Doch nur wenige Filmreihen können nach so vielen Episoden qualitativ durchgehend überzeugen und auch beim abermals mit übertriebener Action und coolen Sprüchen vollgepackten achten Teil ist die Luft spürbar ziemlich raus. „Fast & Furious 8“ macht zwar nach wie vor Spaß, verfällt aber nun endgültig dem Prinzip einer Zitronenpresse.
 
Die Luft ist raus!
 
Eigentlich will Dominic Toretto (Vin Diesel) nur mit seiner Frau Letty (Michelle Rodriguez) ein bisschen Urlaub in Havanna machen. Doch plötzlich taucht eine mysteriöse blonde Frau (Charlize Theron) auf und behauptet, sie würde Dom überzeugen, ihn für sich arbeiten zu lassen. Es stellt sich heraus, dass es sich bei der mit Dreadlocks frisierten Dame um die Cyber-Terroristin Cypher handelt und plötzlich ist Dom tatsächlich auf ihrer Seite und kämpft unerklärlicher Weise gegen seine eigenen Verbündeten.
 
Im Vorfeld gab es bereits einige Spekulationen um den unerwarteten Sinneswandel von Vin Diesels verkörperten Dom. Der Film schafft es auch geschickt, diese Frage zunächst unbeantwortet zu lassen und erst in der Mitte den Grund für Doms Verrat aufzulösen. Dieser ist letztendlich dann doch zwar sehr vorhersehbar aber zumindest nachvollziehbar aber auch wie die anderen Wendungen der Geschichte vor allem einfach nur unlogisch. Das gesamte Gerüst der Handlung steht damit auf sehr wackeligen Beinen.
 
Ging es in den ersten „Fast & Furious“-Filmen noch eigentlich nur ums Rennen fahren, gilt es in Teil 8 nun gleich die ganze Welt vor einem Nuklearkrieg zu retten. Das klingt nicht nur bekloppt, das ist auch in der Praxis so.
 
Mischung aus James Bond und Speed
 
Allzu ernst nimmt sich der Film zum Glück dabei nicht, sonst würde das „Man mische James Bond mit Speed“-Konzept gnadenlos gegen die Wand fahren. Und seitdem Regisseur Justin Lin mit dem vierten Teil 2009 die Reihe in eine neue Richtung gelenkt hat, ist man ja den großen Nonsens, der mit jedem Sequel noch einmal gesteigert wird, gewohnt.
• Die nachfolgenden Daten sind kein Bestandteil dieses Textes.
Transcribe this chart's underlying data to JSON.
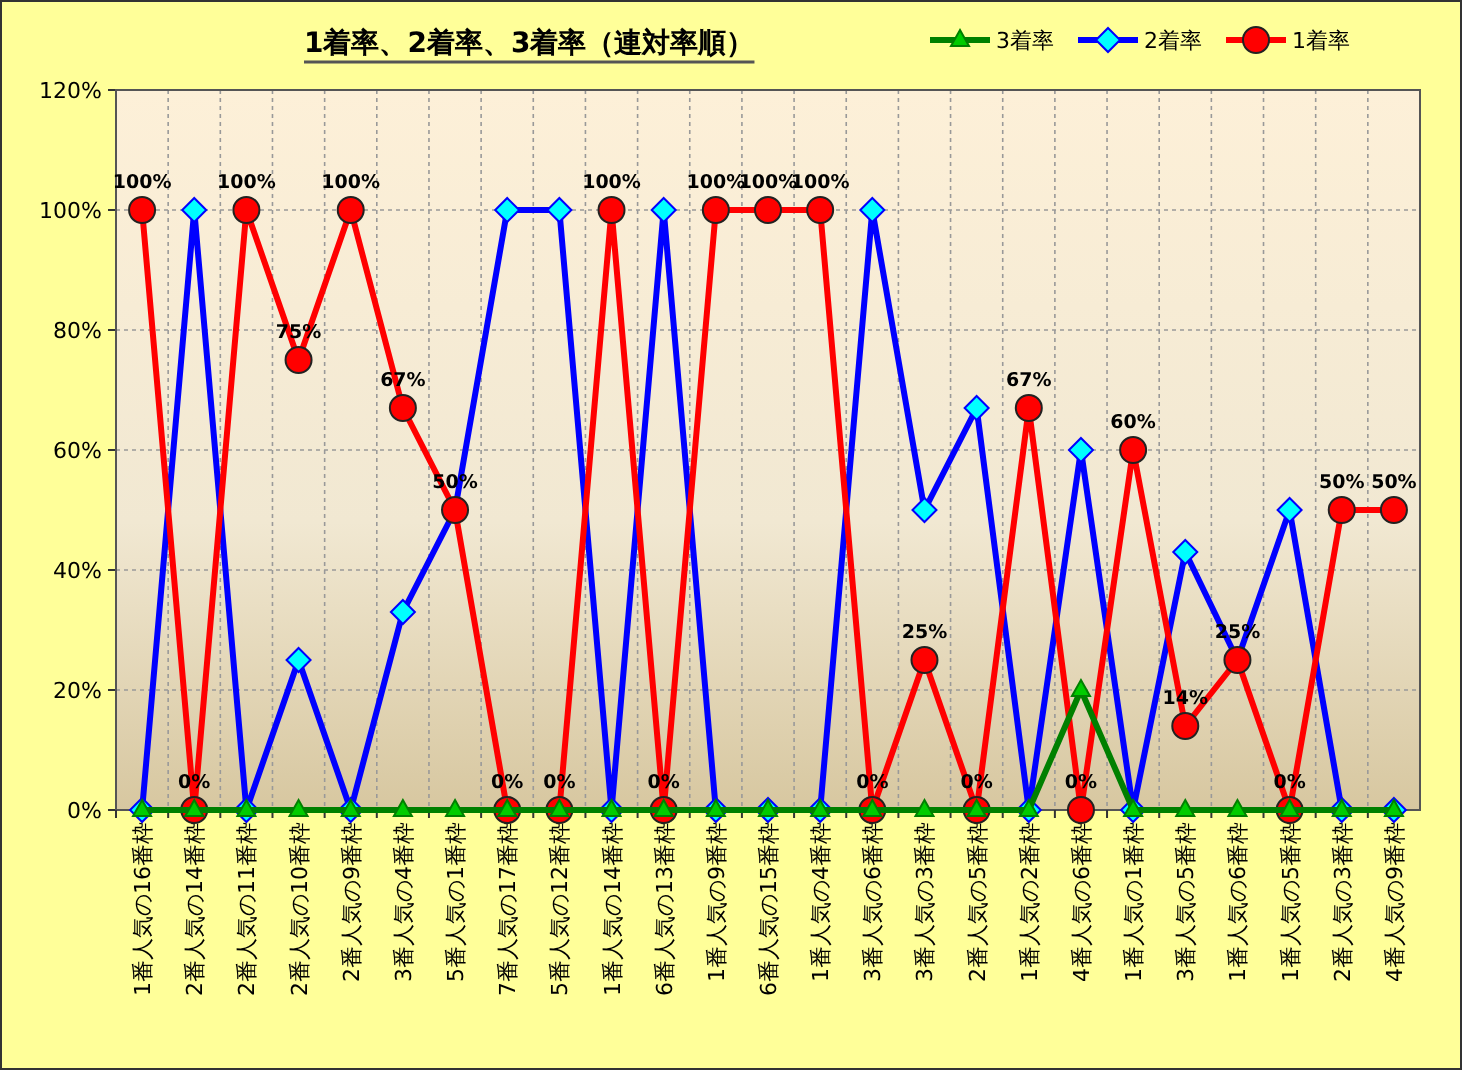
{
  "chart_data": {
    "type": "line",
    "title": "1着率、2着率、3着率（連対率順）",
    "categories": [
      "1番人気の16番枠",
      "2番人気の14番枠",
      "2番人気の11番枠",
      "2番人気の10番枠",
      "2番人気の9番枠",
      "3番人気の4番枠",
      "5番人気の1番枠",
      "7番人気の17番枠",
      "5番人気の12番枠",
      "1番人気の14番枠",
      "6番人気の13番枠",
      "1番人気の9番枠",
      "6番人気の15番枠",
      "1番人気の4番枠",
      "3番人気の6番枠",
      "3番人気の3番枠",
      "2番人気の5番枠",
      "1番人気の2番枠",
      "4番人気の6番枠",
      "1番人気の1番枠",
      "3番人気の5番枠",
      "1番人気の6番枠",
      "1番人気の5番枠",
      "2番人気の3番枠",
      "4番人気の9番枠"
    ],
    "series": [
      {
        "name": "3着率",
        "color": "#008000",
        "marker": "triangle",
        "values": [
          0,
          0,
          0,
          0,
          0,
          0,
          0,
          0,
          0,
          0,
          0,
          0,
          0,
          0,
          0,
          0,
          0,
          0,
          20,
          0,
          0,
          0,
          0,
          0,
          0
        ]
      },
      {
        "name": "2着率",
        "color": "#0000ff",
        "marker": "diamond",
        "values": [
          0,
          100,
          0,
          25,
          0,
          33,
          50,
          100,
          100,
          0,
          100,
          0,
          0,
          0,
          100,
          50,
          67,
          0,
          60,
          0,
          43,
          25,
          50,
          0,
          0
        ]
      },
      {
        "name": "1着率",
        "color": "#ff0000",
        "marker": "circle",
        "values": [
          100,
          0,
          100,
          75,
          100,
          67,
          50,
          0,
          0,
          100,
          0,
          100,
          100,
          100,
          0,
          25,
          0,
          67,
          0,
          60,
          14,
          25,
          0,
          50,
          50
        ],
        "value_labels": [
          "100%",
          "0%",
          "100%",
          "75%",
          "100%",
          "67%",
          "50%",
          "0%",
          "0%",
          "100%",
          "0%",
          "100%",
          "100%",
          "100%",
          "0%",
          "25%",
          "0%",
          "67%",
          "0%",
          "60%",
          "14%",
          "25%",
          "0%",
          "50%",
          "50%"
        ]
      }
    ],
    "ylim": [
      0,
      120
    ],
    "yticks": [
      {
        "value": 0,
        "label": "0%"
      },
      {
        "value": 20,
        "label": "20%"
      },
      {
        "value": 40,
        "label": "40%"
      },
      {
        "value": 60,
        "label": "60%"
      },
      {
        "value": 80,
        "label": "80%"
      },
      {
        "value": 100,
        "label": "100%"
      },
      {
        "value": 120,
        "label": "120%"
      }
    ],
    "grid": true,
    "legend": "top right",
    "line_style": "solid"
  }
}
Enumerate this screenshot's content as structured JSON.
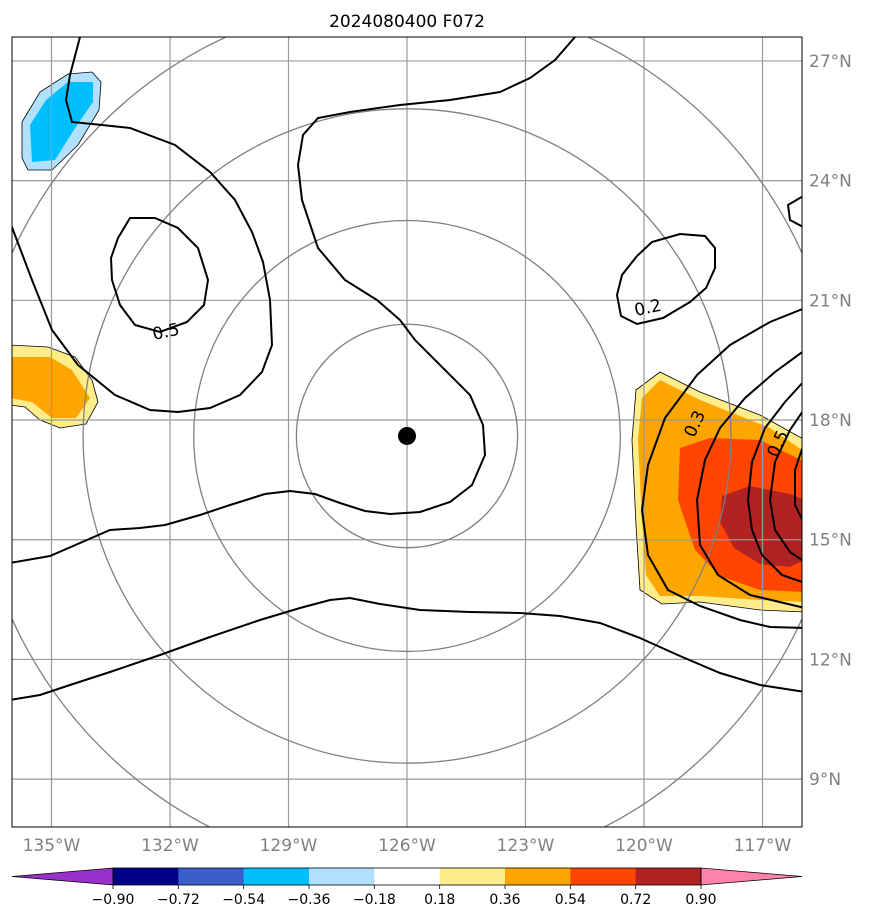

Diesmal legt sich die Crew nicht nur mit einem Atom-U-Boot auf einem gefrorenen See an, zuvor hat sie es sogar in New York mit einer Armee aus durch Hacking Amok laufenden Autos zu tun.
 
 
Das Problem von „Fast & Furious 8“ ist, das der ganze Blödsinn zwar nett anzusehen ist aber weder im Gedächtnis bleibt, noch den Ästhetik-Faktor eines „Mad Max: Fury Road“ auch nur ansatzweise erreicht. Hier gilt Quantität statt Qualität. Dabei wird stets noch einer draufgesetzt und in der zweiten Filmhälfte fliegen dem Zuschauer die Explosionen fast pausenlos um die Ohren, stets untermalt mit lauten Beats und übertriebenen Zeitlupen. Das Ergebnis ist mehr Übersättigung als Unterhaltung. Und kaschieren kann der Film damit seine Logiklücken und sein mittelmäßiges Schauspiel auch nicht.
 
Oneliner statt echte Dialoge
 
Ein Vin Diesel kann nämlich auch 2017 mehr mit seinem Körper als seiner Mimik beeindrucken und von einer eigentlich so tollen Schauspielerin wie der Südafrikanerin Charlize Theron (Mad Max: Fury Road) als Antagonistin Cypher haben wir uns auch mehr versprochen. Ein weiblicher Gegenspieler ist zwar eine angenehme Abwechslung und Theron besticht durch ihre Präsenz, doch ihre Rolle ist meistens nur dabei, aus einer Einsatzzentrale heraus das Geschehen mit wirklich schlimm geschriebenen Zeilen zu kommentieren. Das Drehbuch ist dabei das richtige Stichwort.
 
„Fast & Furious 8“ beinhaltet nämlich keine wirklichen Dialoge sondern gefühlt fast nur aufgesetzt flotte Oneliner-Sprüche, die mal mehr und meist weniger gelungen sind. Von Running Gag Tyrese Gibson als Quasselstrippe Roman Pierce ist man das ja gewohnt, doch wenn fast jeder Dialog so aufgebaut ist, nervt das nicht nur, es fällt auch schwer, der Handlung emotional folgen zu können.
 
Nun wollen die „Fast & Furious“-Filme ja einfach nur unterhalten, doch mittlerweile ist die Reihe zu einer reinen Geldmaschine verkommen, deren Produkt wir nach dem achten Mal nicht mehr schlucken wollen. Eine Neuausrichtung wie 2009 täte dem Ganzen jedenfalls gut, denn Schluss ist bekanntlich noch lange nicht. Teil Neun und Zehn stehen schon in den Startlöchern.
 
 
Fazit
 
Teil 7 waren bereits erste Ermüdungserscheinungen anzusehen. In „Fast & Furious 8“ wird es nun deutlich: Die Filme können durch ihren puren Gigantismus nicht mehr überzeugen.
 
Eine misslungene Konstellation der Charaktere lässt diesmal zudem den Charme der Vorgänger vermissen und endlose Action allein reicht da nicht aus. Der Fan bekommt letztendlich natürlich genau, das was er erwartet, doch das bekommt auch der Kunde im Fast Food-Restaurant: Den gleichen Müll wie beim letzten Mal.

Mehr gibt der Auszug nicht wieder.